Observations on Recurrent Loss in the Neural Network Model of a Partial Differential Equation: the Advection-Diffusion Equation
Jonah A. Reeger
TL;DR
The paper addresses the stability gap in ML-based PDE solvers by constructing a recurrent network that exactly emulates a multistep Adams-Bashforth time integrator together with a collocation-based spatial operator for the advection-diffusion equation. It treats a single step as a linear neural network and trains a recurrent loss across multiple time steps to adapt the discrete operator so that the resulting method remains stable, leveraging classical spectral stability analysis. Key findings show that stable solutions can be found even when standard discretizations fail, but the results are highly sensitive to multiple hyperparameters and often unpredictable.
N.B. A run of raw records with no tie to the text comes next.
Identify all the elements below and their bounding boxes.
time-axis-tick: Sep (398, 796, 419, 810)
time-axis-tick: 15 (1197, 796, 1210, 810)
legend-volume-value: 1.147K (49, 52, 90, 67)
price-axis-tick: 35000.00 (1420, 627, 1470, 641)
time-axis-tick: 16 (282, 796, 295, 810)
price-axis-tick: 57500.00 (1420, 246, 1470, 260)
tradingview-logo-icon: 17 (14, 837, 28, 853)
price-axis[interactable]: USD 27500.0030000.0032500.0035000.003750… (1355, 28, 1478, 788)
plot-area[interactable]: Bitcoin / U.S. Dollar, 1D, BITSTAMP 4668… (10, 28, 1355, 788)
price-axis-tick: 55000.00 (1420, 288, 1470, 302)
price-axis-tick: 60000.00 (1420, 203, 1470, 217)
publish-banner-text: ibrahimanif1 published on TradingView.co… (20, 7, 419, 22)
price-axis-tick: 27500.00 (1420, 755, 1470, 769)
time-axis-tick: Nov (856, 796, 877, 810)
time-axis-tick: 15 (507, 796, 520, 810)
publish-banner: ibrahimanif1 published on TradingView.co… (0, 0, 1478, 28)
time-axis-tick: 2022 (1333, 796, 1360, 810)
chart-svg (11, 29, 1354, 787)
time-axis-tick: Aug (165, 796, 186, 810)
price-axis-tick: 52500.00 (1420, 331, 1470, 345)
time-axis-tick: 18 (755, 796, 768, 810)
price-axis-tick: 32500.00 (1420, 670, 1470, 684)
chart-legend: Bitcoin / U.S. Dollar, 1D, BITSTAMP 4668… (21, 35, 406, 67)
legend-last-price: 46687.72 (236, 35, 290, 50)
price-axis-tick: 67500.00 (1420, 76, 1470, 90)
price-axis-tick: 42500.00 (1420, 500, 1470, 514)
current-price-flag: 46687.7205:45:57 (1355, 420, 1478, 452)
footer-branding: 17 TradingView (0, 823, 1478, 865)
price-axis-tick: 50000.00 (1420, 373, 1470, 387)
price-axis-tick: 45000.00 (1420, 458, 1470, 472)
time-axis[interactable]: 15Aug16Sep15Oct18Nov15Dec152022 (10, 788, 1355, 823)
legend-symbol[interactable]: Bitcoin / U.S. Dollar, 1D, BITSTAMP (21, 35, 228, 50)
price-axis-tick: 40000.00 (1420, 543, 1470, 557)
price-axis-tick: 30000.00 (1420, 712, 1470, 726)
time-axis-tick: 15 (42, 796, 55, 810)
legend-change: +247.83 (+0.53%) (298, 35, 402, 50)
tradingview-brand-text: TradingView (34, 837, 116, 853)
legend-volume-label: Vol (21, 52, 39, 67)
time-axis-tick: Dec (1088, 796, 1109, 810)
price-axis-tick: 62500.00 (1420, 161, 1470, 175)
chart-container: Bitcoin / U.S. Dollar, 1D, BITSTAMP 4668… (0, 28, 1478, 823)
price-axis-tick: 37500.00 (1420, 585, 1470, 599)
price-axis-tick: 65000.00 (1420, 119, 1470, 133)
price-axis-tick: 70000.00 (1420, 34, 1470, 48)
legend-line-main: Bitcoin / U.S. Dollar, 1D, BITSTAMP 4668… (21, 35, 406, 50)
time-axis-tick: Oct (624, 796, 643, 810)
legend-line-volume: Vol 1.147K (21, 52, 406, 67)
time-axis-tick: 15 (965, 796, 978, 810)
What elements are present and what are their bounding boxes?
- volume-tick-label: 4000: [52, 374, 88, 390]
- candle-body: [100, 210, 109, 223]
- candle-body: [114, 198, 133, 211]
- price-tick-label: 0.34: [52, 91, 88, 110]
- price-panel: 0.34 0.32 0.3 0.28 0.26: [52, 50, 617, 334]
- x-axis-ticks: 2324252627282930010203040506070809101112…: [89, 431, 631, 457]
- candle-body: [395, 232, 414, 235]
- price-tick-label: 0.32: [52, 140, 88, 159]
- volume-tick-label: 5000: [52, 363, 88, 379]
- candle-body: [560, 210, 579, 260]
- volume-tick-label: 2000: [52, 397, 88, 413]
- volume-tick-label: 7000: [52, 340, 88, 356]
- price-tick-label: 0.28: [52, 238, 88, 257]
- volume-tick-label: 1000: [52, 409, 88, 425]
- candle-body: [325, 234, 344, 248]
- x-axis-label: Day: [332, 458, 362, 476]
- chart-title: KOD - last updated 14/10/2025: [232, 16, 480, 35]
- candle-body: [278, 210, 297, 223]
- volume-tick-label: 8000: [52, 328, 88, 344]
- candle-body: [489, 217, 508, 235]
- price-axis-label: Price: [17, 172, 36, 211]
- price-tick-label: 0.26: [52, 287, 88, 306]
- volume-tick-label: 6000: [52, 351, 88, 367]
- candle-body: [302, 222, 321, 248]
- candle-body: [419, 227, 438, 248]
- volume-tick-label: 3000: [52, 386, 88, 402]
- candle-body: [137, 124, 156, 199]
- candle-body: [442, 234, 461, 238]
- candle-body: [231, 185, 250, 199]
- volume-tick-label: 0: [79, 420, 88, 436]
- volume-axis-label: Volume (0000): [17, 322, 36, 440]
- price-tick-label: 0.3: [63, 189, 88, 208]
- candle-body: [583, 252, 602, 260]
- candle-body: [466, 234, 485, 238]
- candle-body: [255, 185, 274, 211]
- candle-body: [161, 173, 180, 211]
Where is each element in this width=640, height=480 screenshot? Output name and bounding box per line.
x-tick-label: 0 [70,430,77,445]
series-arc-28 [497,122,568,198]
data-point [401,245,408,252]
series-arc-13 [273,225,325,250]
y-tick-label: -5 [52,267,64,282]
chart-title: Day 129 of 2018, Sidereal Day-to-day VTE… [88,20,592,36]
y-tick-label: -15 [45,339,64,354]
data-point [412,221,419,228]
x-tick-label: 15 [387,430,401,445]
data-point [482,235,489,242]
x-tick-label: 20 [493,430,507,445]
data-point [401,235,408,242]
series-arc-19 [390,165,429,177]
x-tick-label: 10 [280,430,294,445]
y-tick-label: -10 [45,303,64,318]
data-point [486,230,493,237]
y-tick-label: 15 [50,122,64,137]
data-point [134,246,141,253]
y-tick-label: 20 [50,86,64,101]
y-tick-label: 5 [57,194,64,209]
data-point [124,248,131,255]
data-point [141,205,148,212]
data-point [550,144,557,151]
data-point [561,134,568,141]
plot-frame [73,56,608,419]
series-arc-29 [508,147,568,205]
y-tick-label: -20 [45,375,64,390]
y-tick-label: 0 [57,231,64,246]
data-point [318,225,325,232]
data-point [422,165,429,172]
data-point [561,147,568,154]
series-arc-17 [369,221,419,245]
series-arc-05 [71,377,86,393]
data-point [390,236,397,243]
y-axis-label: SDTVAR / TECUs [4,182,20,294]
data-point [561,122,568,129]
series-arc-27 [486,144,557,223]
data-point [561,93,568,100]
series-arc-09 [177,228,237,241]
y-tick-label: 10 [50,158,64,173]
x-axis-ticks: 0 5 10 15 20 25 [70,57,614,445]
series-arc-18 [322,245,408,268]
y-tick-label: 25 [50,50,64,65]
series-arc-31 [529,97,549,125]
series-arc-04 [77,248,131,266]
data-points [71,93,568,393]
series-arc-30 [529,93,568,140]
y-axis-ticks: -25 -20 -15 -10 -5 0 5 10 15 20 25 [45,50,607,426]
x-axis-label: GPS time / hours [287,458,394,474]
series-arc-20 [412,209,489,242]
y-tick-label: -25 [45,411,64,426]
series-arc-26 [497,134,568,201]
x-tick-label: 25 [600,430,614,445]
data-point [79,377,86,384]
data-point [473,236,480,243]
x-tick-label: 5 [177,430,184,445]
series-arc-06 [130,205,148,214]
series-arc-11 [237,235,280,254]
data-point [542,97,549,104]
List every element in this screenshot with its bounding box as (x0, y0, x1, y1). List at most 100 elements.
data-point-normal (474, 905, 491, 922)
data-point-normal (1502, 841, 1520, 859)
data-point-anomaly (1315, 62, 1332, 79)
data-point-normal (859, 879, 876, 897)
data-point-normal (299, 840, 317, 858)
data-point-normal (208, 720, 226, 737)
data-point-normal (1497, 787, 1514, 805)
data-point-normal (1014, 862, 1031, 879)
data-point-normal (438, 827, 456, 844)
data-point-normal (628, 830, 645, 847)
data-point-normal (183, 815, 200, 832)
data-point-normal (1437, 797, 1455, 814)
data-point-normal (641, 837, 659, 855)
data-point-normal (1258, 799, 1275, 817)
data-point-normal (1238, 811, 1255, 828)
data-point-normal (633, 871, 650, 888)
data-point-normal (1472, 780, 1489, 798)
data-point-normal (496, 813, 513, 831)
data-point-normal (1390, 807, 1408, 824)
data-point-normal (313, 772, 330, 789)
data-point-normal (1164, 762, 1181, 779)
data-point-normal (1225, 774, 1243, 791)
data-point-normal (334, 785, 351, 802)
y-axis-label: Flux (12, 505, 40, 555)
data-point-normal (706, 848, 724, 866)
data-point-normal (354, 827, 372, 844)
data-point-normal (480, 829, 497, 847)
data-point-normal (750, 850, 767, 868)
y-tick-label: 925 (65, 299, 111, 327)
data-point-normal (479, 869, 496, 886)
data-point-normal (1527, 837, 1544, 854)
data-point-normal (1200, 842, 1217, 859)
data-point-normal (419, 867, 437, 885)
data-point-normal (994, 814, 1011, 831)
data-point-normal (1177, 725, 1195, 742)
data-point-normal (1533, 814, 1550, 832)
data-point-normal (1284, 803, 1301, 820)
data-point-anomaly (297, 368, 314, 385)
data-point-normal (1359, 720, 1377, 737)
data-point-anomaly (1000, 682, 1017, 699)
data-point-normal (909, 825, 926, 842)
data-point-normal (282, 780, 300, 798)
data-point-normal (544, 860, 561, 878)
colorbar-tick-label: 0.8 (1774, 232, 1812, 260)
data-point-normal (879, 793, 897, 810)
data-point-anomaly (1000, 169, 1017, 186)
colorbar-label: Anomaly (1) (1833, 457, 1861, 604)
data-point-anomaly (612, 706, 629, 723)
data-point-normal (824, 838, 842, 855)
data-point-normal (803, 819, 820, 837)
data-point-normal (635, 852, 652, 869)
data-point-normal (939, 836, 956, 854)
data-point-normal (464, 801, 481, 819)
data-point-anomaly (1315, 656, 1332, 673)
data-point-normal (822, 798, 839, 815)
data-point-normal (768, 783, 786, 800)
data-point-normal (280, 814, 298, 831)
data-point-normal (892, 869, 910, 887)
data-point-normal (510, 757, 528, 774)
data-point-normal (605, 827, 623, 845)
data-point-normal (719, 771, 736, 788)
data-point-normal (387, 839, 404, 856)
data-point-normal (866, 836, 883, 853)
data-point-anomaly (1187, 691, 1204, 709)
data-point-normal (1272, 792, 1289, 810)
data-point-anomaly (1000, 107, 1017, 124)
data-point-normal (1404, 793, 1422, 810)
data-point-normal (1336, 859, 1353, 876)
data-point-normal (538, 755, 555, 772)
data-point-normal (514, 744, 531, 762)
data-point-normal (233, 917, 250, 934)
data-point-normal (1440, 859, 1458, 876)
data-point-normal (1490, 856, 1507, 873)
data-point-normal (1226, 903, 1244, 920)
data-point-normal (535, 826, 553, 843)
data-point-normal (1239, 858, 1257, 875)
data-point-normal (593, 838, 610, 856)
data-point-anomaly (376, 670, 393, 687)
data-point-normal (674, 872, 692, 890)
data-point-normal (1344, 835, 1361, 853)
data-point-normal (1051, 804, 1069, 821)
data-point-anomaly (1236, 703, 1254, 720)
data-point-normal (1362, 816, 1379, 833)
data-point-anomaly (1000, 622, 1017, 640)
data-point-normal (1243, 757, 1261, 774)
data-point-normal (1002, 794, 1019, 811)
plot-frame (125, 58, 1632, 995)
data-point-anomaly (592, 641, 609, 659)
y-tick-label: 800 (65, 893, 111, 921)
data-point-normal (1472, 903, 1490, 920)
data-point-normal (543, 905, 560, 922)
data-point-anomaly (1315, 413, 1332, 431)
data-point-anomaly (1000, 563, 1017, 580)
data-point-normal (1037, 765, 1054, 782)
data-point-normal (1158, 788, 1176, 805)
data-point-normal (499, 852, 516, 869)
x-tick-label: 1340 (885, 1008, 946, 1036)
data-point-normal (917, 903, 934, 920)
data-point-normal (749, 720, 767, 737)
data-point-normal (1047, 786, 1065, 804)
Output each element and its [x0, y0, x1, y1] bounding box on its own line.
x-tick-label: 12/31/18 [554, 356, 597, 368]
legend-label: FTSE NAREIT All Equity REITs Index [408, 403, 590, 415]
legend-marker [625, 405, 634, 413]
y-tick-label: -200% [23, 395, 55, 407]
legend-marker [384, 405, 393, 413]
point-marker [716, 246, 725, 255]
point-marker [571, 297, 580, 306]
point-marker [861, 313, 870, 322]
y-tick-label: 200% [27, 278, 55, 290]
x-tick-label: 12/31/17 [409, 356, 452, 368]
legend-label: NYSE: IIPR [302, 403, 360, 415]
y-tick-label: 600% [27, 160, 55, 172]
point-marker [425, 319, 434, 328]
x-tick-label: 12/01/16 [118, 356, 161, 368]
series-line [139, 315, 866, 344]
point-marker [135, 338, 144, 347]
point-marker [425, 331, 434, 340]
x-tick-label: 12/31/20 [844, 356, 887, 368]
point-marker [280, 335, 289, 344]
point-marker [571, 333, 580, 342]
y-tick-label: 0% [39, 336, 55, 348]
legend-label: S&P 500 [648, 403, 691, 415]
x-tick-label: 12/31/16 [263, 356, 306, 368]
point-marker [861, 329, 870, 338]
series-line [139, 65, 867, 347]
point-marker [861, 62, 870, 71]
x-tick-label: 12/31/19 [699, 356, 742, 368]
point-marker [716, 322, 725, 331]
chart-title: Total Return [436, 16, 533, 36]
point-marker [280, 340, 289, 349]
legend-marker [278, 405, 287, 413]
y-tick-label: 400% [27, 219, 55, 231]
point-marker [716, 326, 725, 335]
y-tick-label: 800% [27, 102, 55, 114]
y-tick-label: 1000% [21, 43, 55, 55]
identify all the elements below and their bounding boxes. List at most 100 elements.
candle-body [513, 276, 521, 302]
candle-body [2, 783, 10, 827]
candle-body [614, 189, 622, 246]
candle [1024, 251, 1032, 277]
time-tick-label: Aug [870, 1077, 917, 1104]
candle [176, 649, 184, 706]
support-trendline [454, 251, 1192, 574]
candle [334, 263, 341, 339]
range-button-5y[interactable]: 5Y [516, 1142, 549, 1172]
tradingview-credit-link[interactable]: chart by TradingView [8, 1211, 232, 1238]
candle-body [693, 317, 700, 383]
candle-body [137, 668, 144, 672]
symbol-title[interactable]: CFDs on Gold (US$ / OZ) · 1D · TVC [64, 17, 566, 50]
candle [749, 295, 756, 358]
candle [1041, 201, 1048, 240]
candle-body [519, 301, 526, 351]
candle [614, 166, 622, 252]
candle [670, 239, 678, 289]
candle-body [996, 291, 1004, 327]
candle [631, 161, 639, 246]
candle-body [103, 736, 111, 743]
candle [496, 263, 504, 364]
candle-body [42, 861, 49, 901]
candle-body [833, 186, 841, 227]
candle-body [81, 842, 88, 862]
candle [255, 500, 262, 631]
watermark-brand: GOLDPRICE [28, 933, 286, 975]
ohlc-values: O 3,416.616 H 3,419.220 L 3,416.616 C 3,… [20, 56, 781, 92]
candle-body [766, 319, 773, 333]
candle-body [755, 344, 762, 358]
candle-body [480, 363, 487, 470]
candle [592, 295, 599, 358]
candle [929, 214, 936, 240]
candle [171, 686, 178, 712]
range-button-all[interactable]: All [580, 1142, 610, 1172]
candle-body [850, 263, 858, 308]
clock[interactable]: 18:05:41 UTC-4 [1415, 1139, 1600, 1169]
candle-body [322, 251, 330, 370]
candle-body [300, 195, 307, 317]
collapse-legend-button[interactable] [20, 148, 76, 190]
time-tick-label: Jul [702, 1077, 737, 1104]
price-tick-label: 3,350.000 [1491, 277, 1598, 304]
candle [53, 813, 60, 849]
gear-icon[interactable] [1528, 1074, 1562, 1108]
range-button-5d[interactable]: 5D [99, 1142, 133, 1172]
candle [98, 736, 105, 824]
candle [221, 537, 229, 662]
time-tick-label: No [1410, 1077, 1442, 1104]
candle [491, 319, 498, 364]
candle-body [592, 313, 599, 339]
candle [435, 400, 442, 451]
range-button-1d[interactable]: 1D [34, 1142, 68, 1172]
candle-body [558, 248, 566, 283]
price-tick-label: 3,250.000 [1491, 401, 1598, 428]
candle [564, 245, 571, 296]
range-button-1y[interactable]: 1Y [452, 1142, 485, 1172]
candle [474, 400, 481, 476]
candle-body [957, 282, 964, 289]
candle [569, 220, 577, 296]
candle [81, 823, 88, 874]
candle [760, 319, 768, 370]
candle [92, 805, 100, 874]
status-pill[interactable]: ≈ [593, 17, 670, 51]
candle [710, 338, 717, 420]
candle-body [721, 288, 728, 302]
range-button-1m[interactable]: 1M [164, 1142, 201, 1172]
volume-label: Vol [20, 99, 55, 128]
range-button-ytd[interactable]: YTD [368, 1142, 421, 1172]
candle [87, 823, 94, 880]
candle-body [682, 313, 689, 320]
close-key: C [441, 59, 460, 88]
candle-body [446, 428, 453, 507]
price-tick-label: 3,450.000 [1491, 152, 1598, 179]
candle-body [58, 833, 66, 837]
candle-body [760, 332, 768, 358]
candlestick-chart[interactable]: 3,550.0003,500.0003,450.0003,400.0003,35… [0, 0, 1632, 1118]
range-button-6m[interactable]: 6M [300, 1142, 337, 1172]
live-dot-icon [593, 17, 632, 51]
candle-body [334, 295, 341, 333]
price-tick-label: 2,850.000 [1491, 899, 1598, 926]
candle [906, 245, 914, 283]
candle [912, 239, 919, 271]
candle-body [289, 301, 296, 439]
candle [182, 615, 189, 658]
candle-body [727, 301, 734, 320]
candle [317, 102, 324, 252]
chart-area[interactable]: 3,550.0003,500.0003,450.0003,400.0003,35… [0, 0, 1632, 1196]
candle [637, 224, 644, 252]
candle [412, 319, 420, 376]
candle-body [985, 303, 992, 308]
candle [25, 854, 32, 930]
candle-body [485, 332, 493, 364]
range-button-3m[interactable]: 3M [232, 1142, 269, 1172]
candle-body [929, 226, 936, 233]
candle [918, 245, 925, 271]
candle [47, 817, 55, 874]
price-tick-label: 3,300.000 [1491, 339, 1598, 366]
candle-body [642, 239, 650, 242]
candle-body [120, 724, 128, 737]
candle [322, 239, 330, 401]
This work demonstrates a data-driven route toward stabilizing linear PDE solvers and motivates further research into robust optimization strategies, initializations, and architectures to generalize stability guarantees.
Abstract
A growing body of literature has been leveraging techniques of machine learning (ML) to build novel approaches to approximating the solutions to partial differential equations. Noticeably absent from the literature is a systematic exploration of the stability of the solutions generated by these ML approaches. Here, a recurrent network is introduced that matches precisely the evaluation of a multistep method paired with a collocation method for approximating spatial derivatives in the advection diffusion equation. This allows for two things: 1) the use of traditional tools for analyzing the stability of a numerical method for solving PDEs and 2) bringing to bear efficient techniques of ML for the training of approximations for the action of (spatial) linear operators. Observations on impacts of varying the large number of parameters in even this simple linear problem are presented. Further, it is demonstrated that stable solutions can be found even where traditional numerical methods may fail.